You don't want to press the wire into the branch when making the spirals

I actually have to watch that I don't do this. I have lost some branches on a couple junipers from this.I know this because I went out and wired a tree yesterday to see what the hell is going on. I've been cranking it on too tight. I caught myself in the act. Pinning the wire onto the branch with one hand,pulling on the wire with the other and cranking it on twisting the wire while I was doing it. I could see it squeezing into the bark right then. I never had this problem until I started trying to make the wiring perfect. Going to back off a little from now on.
 
Lol, Mike! The temptation is to lay the wire on tight using your index finger. The proper technique is to use the index finger to guide the wire, but have it an inch or so off the branch. "Spin" the wire on from afar.

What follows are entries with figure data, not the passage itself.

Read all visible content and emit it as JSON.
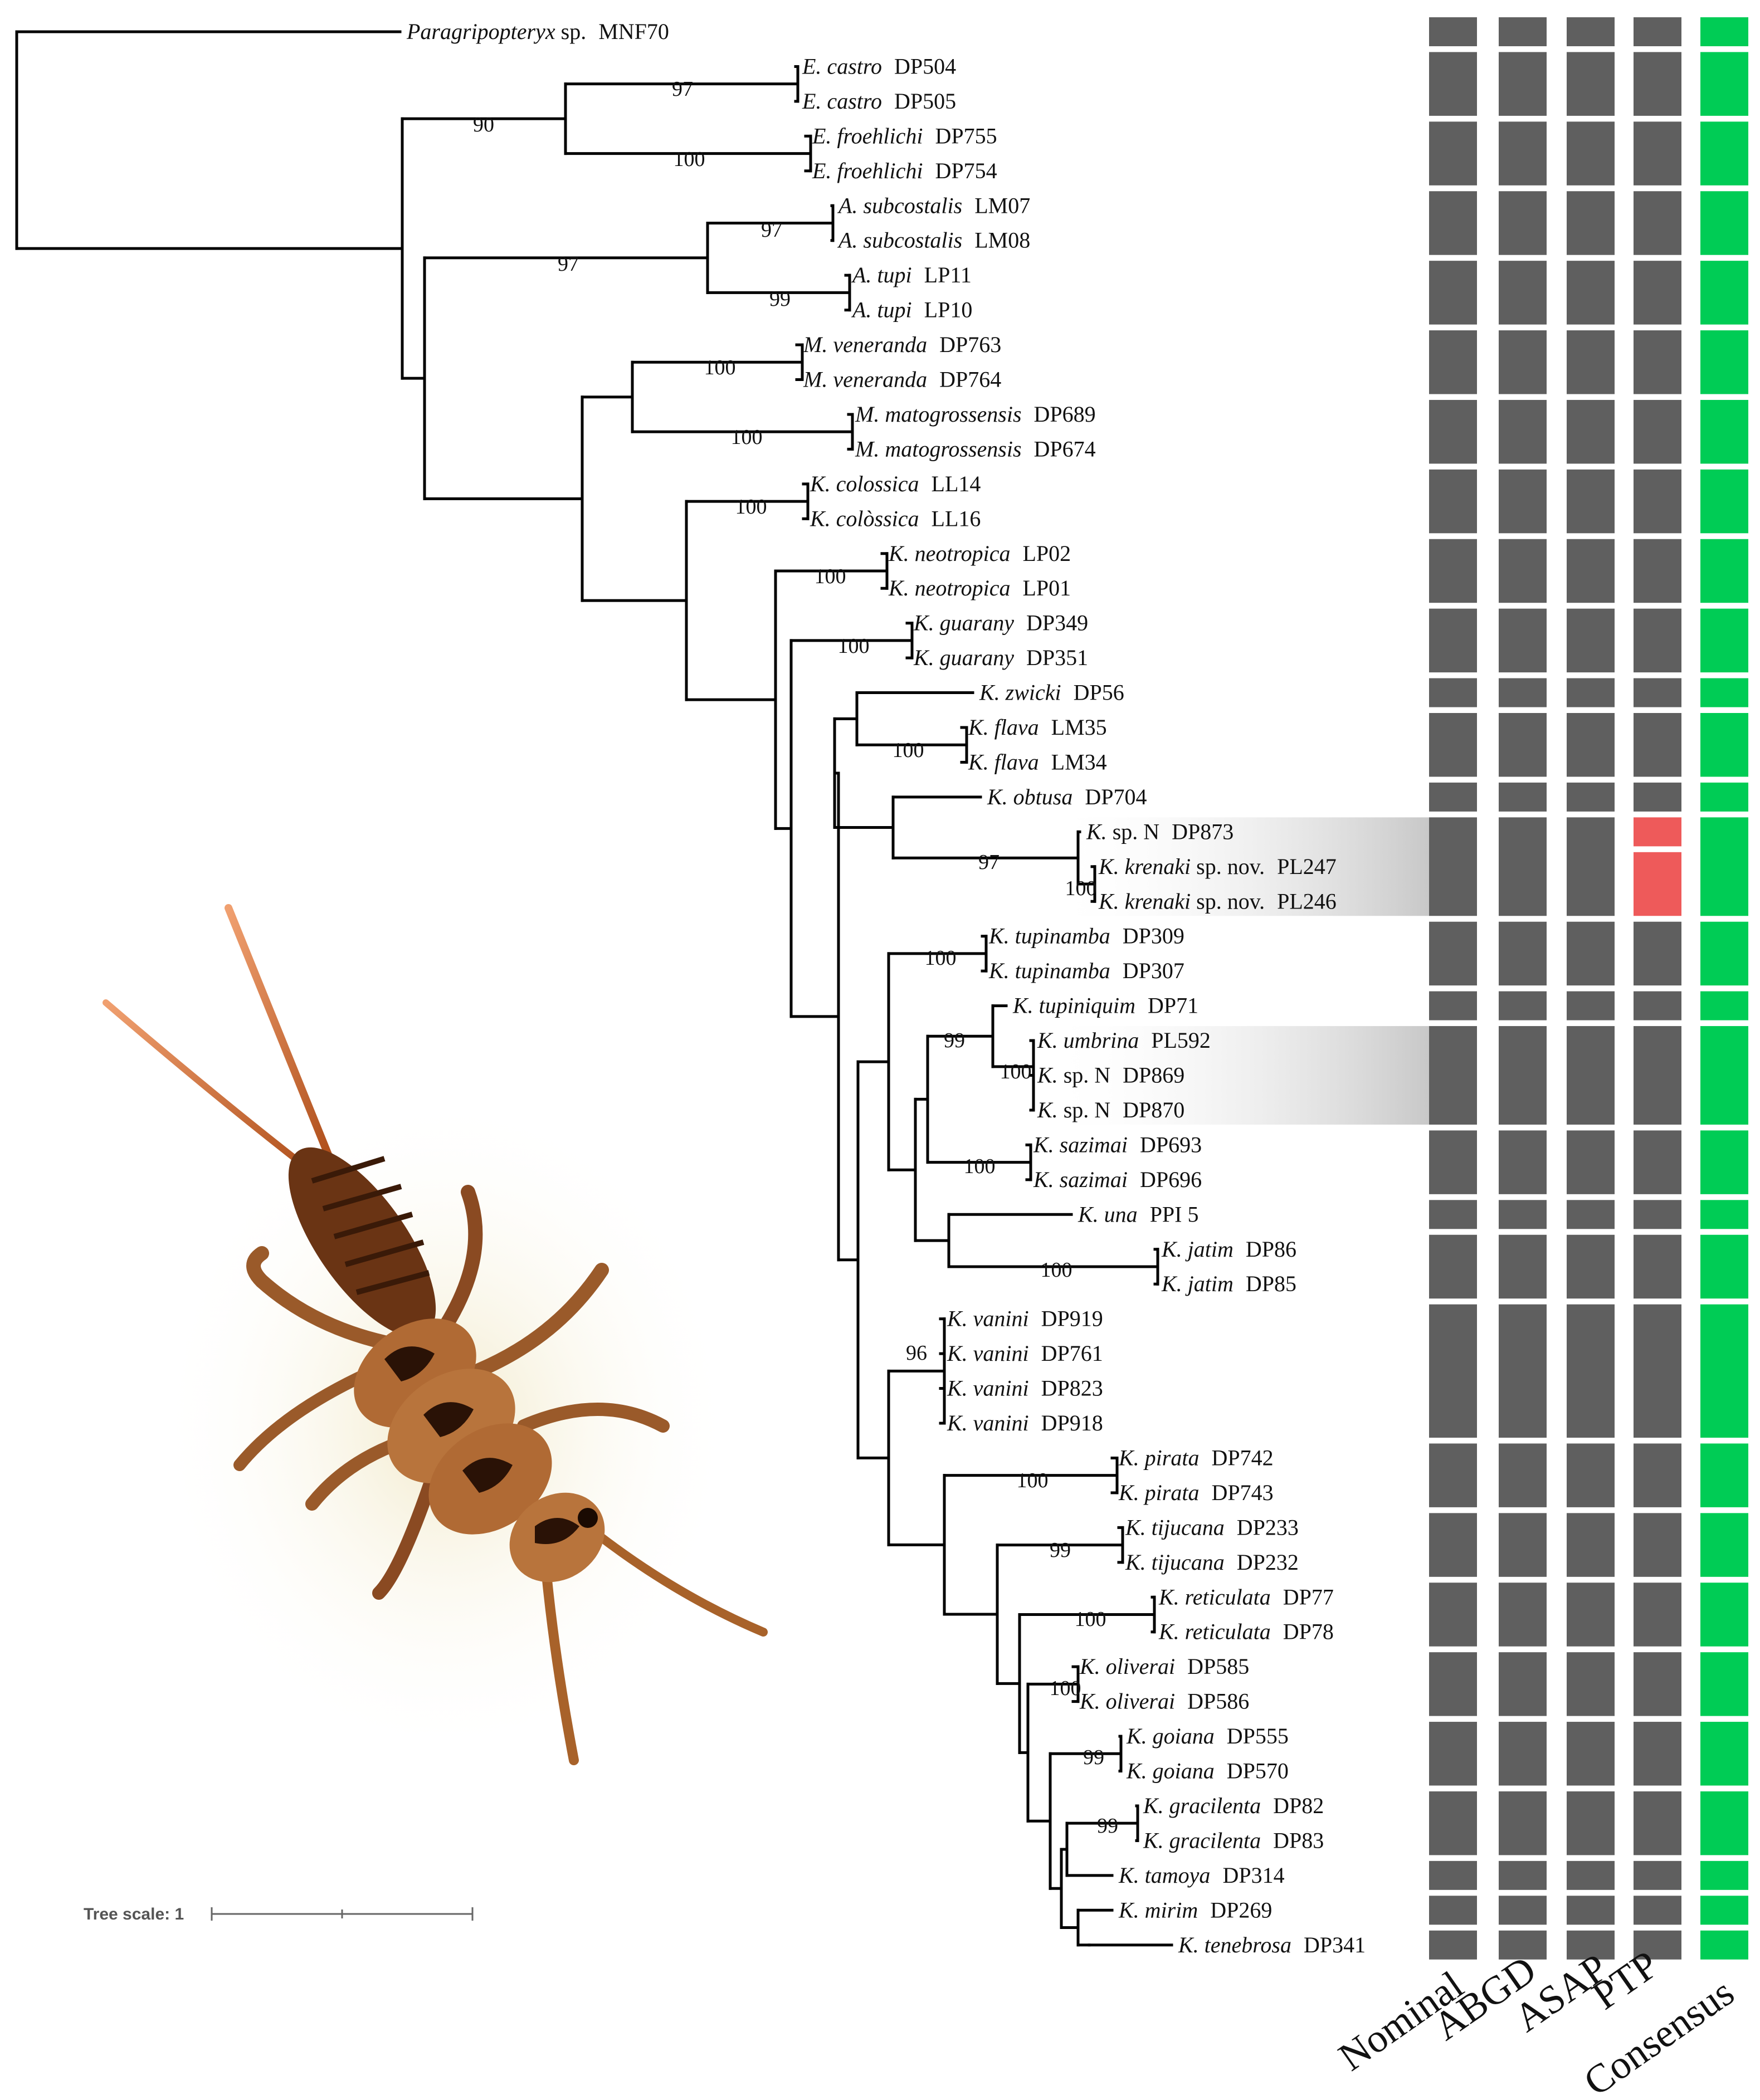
{
  "tree": {
    "taxa": [
      {
        "species": "Paragripopteryx",
        "suffix": "sp.",
        "id": "MNF70"
      },
      {
        "species": "E. castro",
        "id": "DP504"
      },
      {
        "species": "E. castro",
        "id": "DP505"
      },
      {
        "species": "E. froehlichi",
        "id": "DP755"
      },
      {
        "species": "E. froehlichi",
        "id": "DP754"
      },
      {
        "species": "A. subcostalis",
        "id": "LM07"
      },
      {
        "species": "A. subcostalis",
        "id": "LM08"
      },
      {
        "species": "A. tupi",
        "id": "LP11"
      },
      {
        "species": "A. tupi",
        "id": "LP10"
      },
      {
        "species": "M. veneranda",
        "id": "DP763"
      },
      {
        "species": "M. veneranda",
        "id": "DP764"
      },
      {
        "species": "M. matogrossensis",
        "id": "DP689"
      },
      {
        "species": "M. matogrossensis",
        "id": "DP674"
      },
      {
        "species": "K. colossica",
        "id": "LL14"
      },
      {
        "species": "K. colòssica",
        "id": "LL16"
      },
      {
        "species": "K. neotropica",
        "id": "LP02"
      },
      {
        "species": "K. neotropica",
        "id": "LP01"
      },
      {
        "species": "K. guarany",
        "id": "DP349"
      },
      {
        "species": "K. guarany",
        "id": "DP351"
      },
      {
        "species": "K. zwicki",
        "id": "DP56"
      },
      {
        "species": "K. flava",
        "id": "LM35"
      },
      {
        "species": "K. flava",
        "id": "LM34"
      },
      {
        "species": "K. obtusa",
        "id": "DP704"
      },
      {
        "species": "K.",
        "suffix": "sp.  N",
        "id": "DP873"
      },
      {
        "species": "K. krenaki",
        "suffix": "sp. nov.",
        "id": "PL247"
      },
      {
        "species": "K. krenaki",
        "suffix": "sp. nov.",
        "id": "PL246"
      },
      {
        "species": "K. tupinamba",
        "id": "DP309"
      },
      {
        "species": "K. tupinamba",
        "id": "DP307"
      },
      {
        "species": "K. tupiniquim",
        "id": "DP71"
      },
      {
        "species": "K. umbrina",
        "id": "PL592"
      },
      {
        "species": "K.",
        "suffix": "sp.  N",
        "id": "DP869"
      },
      {
        "species": "K.",
        "suffix": "sp.  N",
        "id": "DP870"
      },
      {
        "species": "K. sazimai",
        "id": "DP693"
      },
      {
        "species": "K. sazimai",
        "id": "DP696"
      },
      {
        "species": "K. una",
        "id": "PPI 5"
      },
      {
        "species": "K. jatim",
        "id": "DP86"
      },
      {
        "species": "K. jatim",
        "id": "DP85"
      },
      {
        "species": "K. vanini",
        "id": "DP919"
      },
      {
        "species": "K. vanini",
        "id": "DP761"
      },
      {
        "species": "K. vanini",
        "id": "DP823"
      },
      {
        "species": "K. vanini",
        "id": "DP918"
      },
      {
        "species": "K. pirata",
        "id": "DP742"
      },
      {
        "species": "K. pirata",
        "id": "DP743"
      },
      {
        "species": "K. tijucana",
        "id": "DP233"
      },
      {
        "species": "K. tijucana",
        "id": "DP232"
      },
      {
        "species": "K. reticulata",
        "id": "DP77"
      },
      {
        "species": "K. reticulata",
        "id": "DP78"
      },
      {
        "species": "K. oliverai",
        "id": "DP585"
      },
      {
        "species": "K. oliverai",
        "id": "DP586"
      },
      {
        "species": "K. goiana",
        "id": "DP555"
      },
      {
        "species": "K. goiana",
        "id": "DP570"
      },
      {
        "species": "K. gracilenta",
        "id": "DP82"
      },
      {
        "species": "K. gracilenta",
        "id": "DP83"
      },
      {
        "species": "K. tamoya",
        "id": "DP314"
      },
      {
        "species": "K. mirim",
        "id": "DP269"
      },
      {
        "species": "K. tenebrosa",
        "id": "DP341"
      }
    ],
    "bootstrap_values": [
      "90",
      "97",
      "100",
      "97",
      "97",
      "99",
      "100",
      "100",
      "100",
      "100",
      "100",
      "100",
      "97",
      "100",
      "100",
      "99",
      "100",
      "100",
      "100",
      "96",
      "100",
      "99",
      "100",
      "100",
      "99",
      "99"
    ],
    "scale_label": "Tree scale: 1"
  },
  "delimitation": {
    "columns": [
      "Nominal",
      "ABGD",
      "ASAP",
      "PTP",
      "Consensus"
    ],
    "colors": {
      "gray": "#5f5f5f",
      "green": "#00cc55",
      "red": "#ee5a5a"
    },
    "groups": [
      {
        "rows": [
          0,
          0
        ],
        "values": [
          "gray",
          "gray",
          "gray",
          "gray",
          "green"
        ]
      },
      {
        "rows": [
          1,
          2
        ],
        "values": [
          "gray",
          "gray",
          "gray",
          "gray",
          "green"
        ]
      },
      {
        "rows": [
          3,
          4
        ],
        "values": [
          "gray",
          "gray",
          "gray",
          "gray",
          "green"
        ]
      },
      {
        "rows": [
          5,
          6
        ],
        "values": [
          "gray",
          "gray",
          "gray",
          "gray",
          "green"
        ]
      },
      {
        "rows": [
          7,
          8
        ],
        "values": [
          "gray",
          "gray",
          "gray",
          "gray",
          "green"
        ]
      },
      {
        "rows": [
          9,
          10
        ],
        "values": [
          "gray",
          "gray",
          "gray",
          "gray",
          "green"
        ]
      },
      {
        "rows": [
          11,
          12
        ],
        "values": [
          "gray",
          "gray",
          "gray",
          "gray",
          "green"
        ]
      },
      {
        "rows": [
          13,
          14
        ],
        "values": [
          "gray",
          "gray",
          "gray",
          "gray",
          "green"
        ]
      },
      {
        "rows": [
          15,
          16
        ],
        "values": [
          "gray",
          "gray",
          "gray",
          "gray",
          "green"
        ]
      },
      {
        "rows": [
          17,
          18
        ],
        "values": [
          "gray",
          "gray",
          "gray",
          "gray",
          "green"
        ]
      },
      {
        "rows": [
          19,
          19
        ],
        "values": [
          "gray",
          "gray",
          "gray",
          "gray",
          "green"
        ]
      },
      {
        "rows": [
          20,
          21
        ],
        "values": [
          "gray",
          "gray",
          "gray",
          "gray",
          "green"
        ]
      },
      {
        "rows": [
          22,
          22
        ],
        "values": [
          "gray",
          "gray",
          "gray",
          "gray",
          "green"
        ]
      },
      {
        "rows": [
          23,
          25
        ],
        "values": [
          "gray",
          "gray",
          "gray",
          "split",
          "green"
        ],
        "ptp_split": [
          {
            "rows": [
              23,
              23
            ],
            "color": "red"
          },
          {
            "rows": [
              24,
              25
            ],
            "color": "red"
          }
        ]
      },
      {
        "rows": [
          26,
          27
        ],
        "values": [
          "gray",
          "gray",
          "gray",
          "gray",
          "green"
        ]
      },
      {
        "rows": [
          28,
          28
        ],
        "values": [
          "gray",
          "gray",
          "gray",
          "gray",
          "green"
        ]
      },
      {
        "rows": [
          29,
          31
        ],
        "values": [
          "gray",
          "gray",
          "gray",
          "gray",
          "green"
        ]
      },
      {
        "rows": [
          32,
          33
        ],
        "values": [
          "gray",
          "gray",
          "gray",
          "gray",
          "green"
        ]
      },
      {
        "rows": [
          34,
          34
        ],
        "values": [
          "gray",
          "gray",
          "gray",
          "gray",
          "green"
        ]
      },
      {
        "rows": [
          35,
          36
        ],
        "values": [
          "gray",
          "gray",
          "gray",
          "gray",
          "green"
        ]
      },
      {
        "rows": [
          37,
          40
        ],
        "values": [
          "gray",
          "gray",
          "gray",
          "gray",
          "green"
        ]
      },
      {
        "rows": [
          41,
          42
        ],
        "values": [
          "gray",
          "gray",
          "gray",
          "gray",
          "green"
        ]
      },
      {
        "rows": [
          43,
          44
        ],
        "values": [
          "gray",
          "gray",
          "gray",
          "gray",
          "green"
        ]
      },
      {
        "rows": [
          45,
          46
        ],
        "values": [
          "gray",
          "gray",
          "gray",
          "gray",
          "green"
        ]
      },
      {
        "rows": [
          47,
          48
        ],
        "values": [
          "gray",
          "gray",
          "gray",
          "gray",
          "green"
        ]
      },
      {
        "rows": [
          49,
          50
        ],
        "values": [
          "gray",
          "gray",
          "gray",
          "gray",
          "green"
        ]
      },
      {
        "rows": [
          51,
          52
        ],
        "values": [
          "gray",
          "gray",
          "gray",
          "gray",
          "green"
        ]
      },
      {
        "rows": [
          53,
          53
        ],
        "values": [
          "gray",
          "gray",
          "gray",
          "gray",
          "green"
        ]
      },
      {
        "rows": [
          54,
          54
        ],
        "values": [
          "gray",
          "gray",
          "gray",
          "gray",
          "green"
        ]
      },
      {
        "rows": [
          55,
          55
        ],
        "values": [
          "gray",
          "gray",
          "gray",
          "gray",
          "green"
        ]
      }
    ],
    "highlighted_groups": [
      13,
      16
    ]
  },
  "illustration": {
    "subject": "stonefly-nymph-illustration"
  }
}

Boon says we should "be able to slip a piece of rice paper between the wire and the branch". I'm not that good. So, I settle for "just touching". Lol!

Do try to not leave big air gaps between the branch and wire.
 
also wiring is not something you get on the first go-takes many pounds and blacken fingertips to get it down perfectly. So don't take to harshly if you get done and say, well, that's looks like crap. Just need to wire and wire and wire. Also I have to side with Adair for wire should not be distracting


Since I never show a tree with wire on it, I don't give a hoot if my wire looks bad -- as it increasingly does these days as my hands get shakier and shakier.
 
Lol, Mike! The temptation is to lay the wire on tight using your index finger. The proper technique is to use the index finger to guide the wire, but have it an inch or so off the branch. "Spin" the wire on from afar.

Boon says we should "be able to slip a piece of rice paper between the wire and the branch". I'm not that good. So, I settle for "just touching". Lol!

Do try to not leave big air gaps between the branch and wire.
I don't wish to argue the issue but I have heard this a number of times, not only here; and I find it to be a specious statement. Unless we are talking about some sort of electrical field that gets set up by the process of wiring the tree I find it difficult to believe that the wire does not touch the branch. Think about this folks this is kind of King's New Clothes information. If the wire does not touch the branch how does the wire move the branch? It has to touch is somewhere and if it has to touch it somewhere does it not make sense that it must touch in many places in order to distribute the stress of the wire evenly over the entire branch? The above example is not clear enough to adequately describe what it really happening.

It is my belief that the wire must make contact evenly the entire length of the branch; other-wise you wind up slipping the bark and breaking the branch. Having done this, it is important that you almost daily observe what the wire is doing in order to prevent the wire from bitting into the branches and scaring the bark.
 
Well, Vance, as you know, as soon as you bend the branch, the wire touches some parts of it. Even if it was "rice paper" away.

I watched Diasaku Nomoto do some wiring. He's exceptionally talented. Often, as he set his anchor, he would bend the branch down into his final position, and then he wired it. As opposed to wiring the branch, then bending it. It was a subtle technique, but when he did this, he was able to lay the wire on evenly all around, and there appeared to be no hot spots.

Another subtle technique he did was on a spot where he needed three parallel wires, instead of laying the third wire on the wood, he laid it in the groove created by the first two parallel wires. It was a thinner gauge than the first two, so it added little to the visual mass of the wire. If he had laid it along side the others, it would have been much more noticeable. I'll see if I can get a picture tomorrow.